The ARM64 backend follows in 5.5. macOS is deferred until after Linux AArch64 is solid.

5.5 — ARM64 & Multi-Platform (Planned, Q4 2027)

Theme: bring the complete 5.0 language and optimizer to a second production architecture.

  • Linux AArch64 emitter — AAPCS64, ELF, GNU binutils
  • the platform layer already models AAPCS64; the infrastructure investment is already made
  • both x86_64 and ARM64 production-tested with DWARF v5 debug information
  • macOS support evaluated here — requires a separate Mach-O and Apple-toolchain story

5.5 is a focused release: the language does not change. The optimizer does not change. A second architecture lands on the same solid foundation that 5.0 proves.

6.0 — AI-Native Mica (Planned, 2028)

Theme: the “Born for AI” tagline becomes a language reality.

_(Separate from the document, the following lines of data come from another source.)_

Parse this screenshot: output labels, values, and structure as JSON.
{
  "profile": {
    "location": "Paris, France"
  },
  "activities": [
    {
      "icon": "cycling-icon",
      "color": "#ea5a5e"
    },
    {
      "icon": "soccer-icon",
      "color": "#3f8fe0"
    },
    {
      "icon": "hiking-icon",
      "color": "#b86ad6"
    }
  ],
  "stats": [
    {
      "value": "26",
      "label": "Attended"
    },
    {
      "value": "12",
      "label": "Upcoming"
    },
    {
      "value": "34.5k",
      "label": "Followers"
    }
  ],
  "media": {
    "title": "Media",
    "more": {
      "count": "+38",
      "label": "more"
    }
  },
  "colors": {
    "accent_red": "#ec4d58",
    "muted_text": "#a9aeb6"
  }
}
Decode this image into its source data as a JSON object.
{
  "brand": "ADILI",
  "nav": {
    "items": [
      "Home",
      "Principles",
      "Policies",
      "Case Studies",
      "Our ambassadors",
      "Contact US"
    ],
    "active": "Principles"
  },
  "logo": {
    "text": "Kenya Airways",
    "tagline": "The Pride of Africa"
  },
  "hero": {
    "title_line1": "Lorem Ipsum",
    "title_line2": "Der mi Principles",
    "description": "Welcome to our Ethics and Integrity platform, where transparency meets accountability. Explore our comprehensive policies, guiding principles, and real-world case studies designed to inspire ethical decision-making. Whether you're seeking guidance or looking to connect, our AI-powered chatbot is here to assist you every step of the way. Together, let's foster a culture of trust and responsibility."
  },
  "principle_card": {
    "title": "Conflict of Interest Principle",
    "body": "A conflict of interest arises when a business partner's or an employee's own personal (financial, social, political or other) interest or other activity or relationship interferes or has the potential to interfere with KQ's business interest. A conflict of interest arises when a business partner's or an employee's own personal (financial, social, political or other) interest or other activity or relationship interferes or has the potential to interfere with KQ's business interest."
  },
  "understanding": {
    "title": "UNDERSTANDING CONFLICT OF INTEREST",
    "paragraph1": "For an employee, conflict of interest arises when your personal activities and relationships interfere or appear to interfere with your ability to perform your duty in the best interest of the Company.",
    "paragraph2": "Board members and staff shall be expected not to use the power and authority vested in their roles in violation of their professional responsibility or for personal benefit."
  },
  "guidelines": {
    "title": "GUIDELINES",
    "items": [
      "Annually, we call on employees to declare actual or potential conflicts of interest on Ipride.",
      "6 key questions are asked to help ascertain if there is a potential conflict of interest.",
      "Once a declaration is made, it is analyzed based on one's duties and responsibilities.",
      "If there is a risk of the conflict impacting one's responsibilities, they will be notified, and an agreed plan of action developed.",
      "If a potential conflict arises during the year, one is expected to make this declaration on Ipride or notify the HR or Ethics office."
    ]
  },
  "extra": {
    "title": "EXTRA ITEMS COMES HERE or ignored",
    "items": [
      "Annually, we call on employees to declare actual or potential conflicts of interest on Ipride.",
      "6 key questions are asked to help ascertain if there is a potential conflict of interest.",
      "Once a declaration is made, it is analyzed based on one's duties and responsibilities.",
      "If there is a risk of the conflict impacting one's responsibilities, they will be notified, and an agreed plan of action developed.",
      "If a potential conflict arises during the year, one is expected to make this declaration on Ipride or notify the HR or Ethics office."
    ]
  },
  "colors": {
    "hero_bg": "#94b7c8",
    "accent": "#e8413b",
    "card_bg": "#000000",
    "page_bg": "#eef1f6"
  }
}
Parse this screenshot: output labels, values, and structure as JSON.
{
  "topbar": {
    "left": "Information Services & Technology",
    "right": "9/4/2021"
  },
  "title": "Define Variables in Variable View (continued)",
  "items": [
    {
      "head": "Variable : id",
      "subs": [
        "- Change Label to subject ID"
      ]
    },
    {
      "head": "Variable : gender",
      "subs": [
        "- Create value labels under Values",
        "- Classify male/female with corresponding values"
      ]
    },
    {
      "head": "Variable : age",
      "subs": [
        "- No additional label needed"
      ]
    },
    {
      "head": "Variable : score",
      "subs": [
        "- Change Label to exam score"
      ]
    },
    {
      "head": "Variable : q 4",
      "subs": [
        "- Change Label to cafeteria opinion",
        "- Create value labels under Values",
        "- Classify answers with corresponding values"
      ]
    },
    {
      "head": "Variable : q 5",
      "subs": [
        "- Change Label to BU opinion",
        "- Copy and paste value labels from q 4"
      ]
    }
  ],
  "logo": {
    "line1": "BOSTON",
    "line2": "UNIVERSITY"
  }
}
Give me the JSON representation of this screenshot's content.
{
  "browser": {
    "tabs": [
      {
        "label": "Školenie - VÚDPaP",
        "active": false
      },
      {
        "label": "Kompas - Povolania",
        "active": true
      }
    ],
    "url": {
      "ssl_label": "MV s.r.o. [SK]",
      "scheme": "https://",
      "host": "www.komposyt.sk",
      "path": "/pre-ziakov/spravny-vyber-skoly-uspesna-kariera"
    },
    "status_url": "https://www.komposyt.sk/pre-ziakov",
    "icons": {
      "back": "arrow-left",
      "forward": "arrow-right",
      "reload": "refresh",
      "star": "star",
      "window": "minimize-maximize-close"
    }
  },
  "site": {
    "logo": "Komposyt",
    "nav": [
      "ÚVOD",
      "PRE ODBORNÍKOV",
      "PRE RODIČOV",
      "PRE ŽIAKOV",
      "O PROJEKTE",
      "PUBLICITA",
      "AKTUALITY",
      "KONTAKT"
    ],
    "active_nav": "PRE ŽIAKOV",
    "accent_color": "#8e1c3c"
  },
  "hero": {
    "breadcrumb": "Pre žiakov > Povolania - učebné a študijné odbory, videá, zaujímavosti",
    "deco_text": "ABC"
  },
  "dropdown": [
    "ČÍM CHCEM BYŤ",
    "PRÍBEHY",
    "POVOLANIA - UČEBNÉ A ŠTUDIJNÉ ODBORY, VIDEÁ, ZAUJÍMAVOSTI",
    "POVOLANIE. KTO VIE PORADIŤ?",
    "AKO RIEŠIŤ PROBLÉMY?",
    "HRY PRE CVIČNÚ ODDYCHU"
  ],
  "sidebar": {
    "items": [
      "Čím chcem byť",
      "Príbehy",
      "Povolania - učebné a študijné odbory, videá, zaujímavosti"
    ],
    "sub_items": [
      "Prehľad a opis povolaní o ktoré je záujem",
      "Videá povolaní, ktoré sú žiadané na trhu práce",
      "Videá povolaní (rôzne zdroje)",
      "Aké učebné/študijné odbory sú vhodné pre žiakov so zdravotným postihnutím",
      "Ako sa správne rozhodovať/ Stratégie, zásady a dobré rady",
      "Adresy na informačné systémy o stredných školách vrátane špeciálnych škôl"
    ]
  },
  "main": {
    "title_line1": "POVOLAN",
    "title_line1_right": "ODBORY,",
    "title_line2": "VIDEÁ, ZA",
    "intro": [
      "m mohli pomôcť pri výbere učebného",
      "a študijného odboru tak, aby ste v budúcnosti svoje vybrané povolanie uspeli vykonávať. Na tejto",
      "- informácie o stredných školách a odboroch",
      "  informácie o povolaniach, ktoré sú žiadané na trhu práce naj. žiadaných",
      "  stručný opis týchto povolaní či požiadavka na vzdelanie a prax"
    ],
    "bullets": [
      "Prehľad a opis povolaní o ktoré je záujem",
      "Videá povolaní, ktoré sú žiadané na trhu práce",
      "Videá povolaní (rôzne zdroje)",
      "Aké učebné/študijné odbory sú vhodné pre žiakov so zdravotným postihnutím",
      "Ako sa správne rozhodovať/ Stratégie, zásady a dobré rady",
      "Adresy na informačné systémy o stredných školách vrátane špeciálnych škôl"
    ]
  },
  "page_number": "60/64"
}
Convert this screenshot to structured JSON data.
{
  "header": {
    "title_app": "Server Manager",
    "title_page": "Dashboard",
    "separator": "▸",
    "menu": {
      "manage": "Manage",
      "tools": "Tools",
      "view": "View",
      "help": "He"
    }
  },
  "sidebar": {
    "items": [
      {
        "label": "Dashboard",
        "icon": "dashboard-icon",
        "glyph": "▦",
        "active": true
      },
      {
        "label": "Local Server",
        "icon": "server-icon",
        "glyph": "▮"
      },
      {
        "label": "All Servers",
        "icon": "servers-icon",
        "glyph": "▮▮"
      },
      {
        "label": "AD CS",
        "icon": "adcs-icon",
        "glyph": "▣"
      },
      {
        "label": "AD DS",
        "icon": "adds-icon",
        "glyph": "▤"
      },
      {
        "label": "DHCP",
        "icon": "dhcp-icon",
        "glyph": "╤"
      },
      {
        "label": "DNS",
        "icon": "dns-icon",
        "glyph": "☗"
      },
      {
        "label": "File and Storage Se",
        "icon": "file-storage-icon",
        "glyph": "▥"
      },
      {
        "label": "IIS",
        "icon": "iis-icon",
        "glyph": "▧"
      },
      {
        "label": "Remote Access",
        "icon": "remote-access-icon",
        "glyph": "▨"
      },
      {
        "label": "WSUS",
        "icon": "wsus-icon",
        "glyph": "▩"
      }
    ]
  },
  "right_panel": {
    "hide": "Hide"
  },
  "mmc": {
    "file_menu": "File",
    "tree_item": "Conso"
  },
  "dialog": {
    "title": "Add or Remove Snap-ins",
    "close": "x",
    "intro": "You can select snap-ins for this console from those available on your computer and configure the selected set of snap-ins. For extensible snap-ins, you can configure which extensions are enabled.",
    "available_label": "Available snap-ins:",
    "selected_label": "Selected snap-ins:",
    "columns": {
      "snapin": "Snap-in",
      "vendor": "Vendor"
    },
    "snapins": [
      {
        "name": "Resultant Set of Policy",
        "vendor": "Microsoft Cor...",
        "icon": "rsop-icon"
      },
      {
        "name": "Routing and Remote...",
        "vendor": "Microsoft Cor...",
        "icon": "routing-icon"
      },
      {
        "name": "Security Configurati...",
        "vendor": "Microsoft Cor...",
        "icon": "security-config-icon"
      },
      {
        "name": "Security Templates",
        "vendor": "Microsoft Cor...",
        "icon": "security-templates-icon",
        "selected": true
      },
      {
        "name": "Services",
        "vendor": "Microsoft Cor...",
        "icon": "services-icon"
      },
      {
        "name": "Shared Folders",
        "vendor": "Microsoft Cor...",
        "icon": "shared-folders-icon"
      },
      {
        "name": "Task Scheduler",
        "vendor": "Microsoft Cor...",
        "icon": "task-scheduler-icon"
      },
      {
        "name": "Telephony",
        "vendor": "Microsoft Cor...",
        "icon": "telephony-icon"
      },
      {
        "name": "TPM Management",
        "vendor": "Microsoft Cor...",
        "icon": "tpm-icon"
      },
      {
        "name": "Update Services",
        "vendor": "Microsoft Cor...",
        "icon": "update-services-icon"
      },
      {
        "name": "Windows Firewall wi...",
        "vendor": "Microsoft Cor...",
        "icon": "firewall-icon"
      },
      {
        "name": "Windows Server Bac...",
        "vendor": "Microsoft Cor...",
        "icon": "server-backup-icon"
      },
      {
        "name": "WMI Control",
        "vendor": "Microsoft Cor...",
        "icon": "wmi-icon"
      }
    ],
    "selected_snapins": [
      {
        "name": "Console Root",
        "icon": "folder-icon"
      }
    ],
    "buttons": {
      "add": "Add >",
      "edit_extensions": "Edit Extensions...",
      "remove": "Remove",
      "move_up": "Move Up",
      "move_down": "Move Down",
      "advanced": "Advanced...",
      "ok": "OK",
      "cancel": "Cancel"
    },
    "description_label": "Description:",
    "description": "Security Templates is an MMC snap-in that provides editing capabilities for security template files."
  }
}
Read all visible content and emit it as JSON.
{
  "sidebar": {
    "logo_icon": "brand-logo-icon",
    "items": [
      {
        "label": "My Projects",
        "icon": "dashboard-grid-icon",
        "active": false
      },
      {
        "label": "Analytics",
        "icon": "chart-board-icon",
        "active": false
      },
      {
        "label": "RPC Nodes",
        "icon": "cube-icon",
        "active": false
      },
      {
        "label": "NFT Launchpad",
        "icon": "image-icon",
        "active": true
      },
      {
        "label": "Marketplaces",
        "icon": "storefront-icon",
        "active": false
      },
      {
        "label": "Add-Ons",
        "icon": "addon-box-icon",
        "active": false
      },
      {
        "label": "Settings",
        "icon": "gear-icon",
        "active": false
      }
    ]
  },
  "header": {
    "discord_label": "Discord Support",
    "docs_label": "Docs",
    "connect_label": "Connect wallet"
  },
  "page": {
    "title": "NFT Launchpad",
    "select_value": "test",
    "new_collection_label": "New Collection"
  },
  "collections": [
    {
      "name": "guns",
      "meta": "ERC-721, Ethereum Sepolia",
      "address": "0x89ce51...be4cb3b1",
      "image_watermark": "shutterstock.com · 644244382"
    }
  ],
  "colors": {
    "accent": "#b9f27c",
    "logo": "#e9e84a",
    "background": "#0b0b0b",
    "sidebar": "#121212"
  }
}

  • Language: native vector and matrix built-in types, compile-time dimension and shape checking, mathematical notation with ASCII equivalents
  • Compiler: CPU SIMD lowering, tensor-aware optimization passes, mixed-precision numeric types, compiler-native automatic differentiation
  • Platform: GPU offload and accelerator lowering — only after CPU vector semantics are solid
  • Ecosystem: AI library contracts (BLAS, cuBLAS, oneDNN), contract bundles, interactive REPL for numerical workflows

6.0 follows directly on the complete multi-platform foundation that 5.0 establishes. The AI language features become practical precisely because 5.0 proves the language is complete, the optimizer is production-grade, and the platform story is solid on both architectures.

Strategic Direction

LensWhat Mica takes from itWhy it matters
Structured clarityreadable block structure, nested procedures, records, arrays, sets, ordinal types, structured control flowkeeps the language teachable, analyzable, and suitable for compiler construction audiences
C controlexplicit pointers, explicit address/dereference, direct ABI compatibility, contract-based interopkeeps systems behavior predictable and FFI cost visible instead of hidden
AI trajectorycompiler-driven optimization, mathematical notation, future tensor-native semanticsgives Mica a direction stronger than “a classic structured language with extras”

Mica’s near-term value is not that it already is an AI language. Its value is that it is building an AI-ready compiler on a disciplined structured-language/C foundation.

Mica is not pursuing classes, inheritance, or a conventional OO framework model. Abstraction comes from records, procedures, nested functions, and contract-defined interfaces.

Release positioning

Mica is a structured systems language with explicit C-grade control and a roadmap toward AI-native compiler semantics.

That statement is accurate for three audiences:

  • Compiler construction and university: clean front-end/back-end story with ABI and DWARF discipline
  • Systems programmers: explicit pointer semantics, no hidden FFI tax, predictable binary behavior
  • AI and numerical computing: a compiler shaped toward tensor-native optimization rather than retrofitted

Strategic non-goals

  • Mica is not trying to become an object-oriented class/inheritance language.
  • Mica is not trying to build a second package ecosystem on top of native libraries.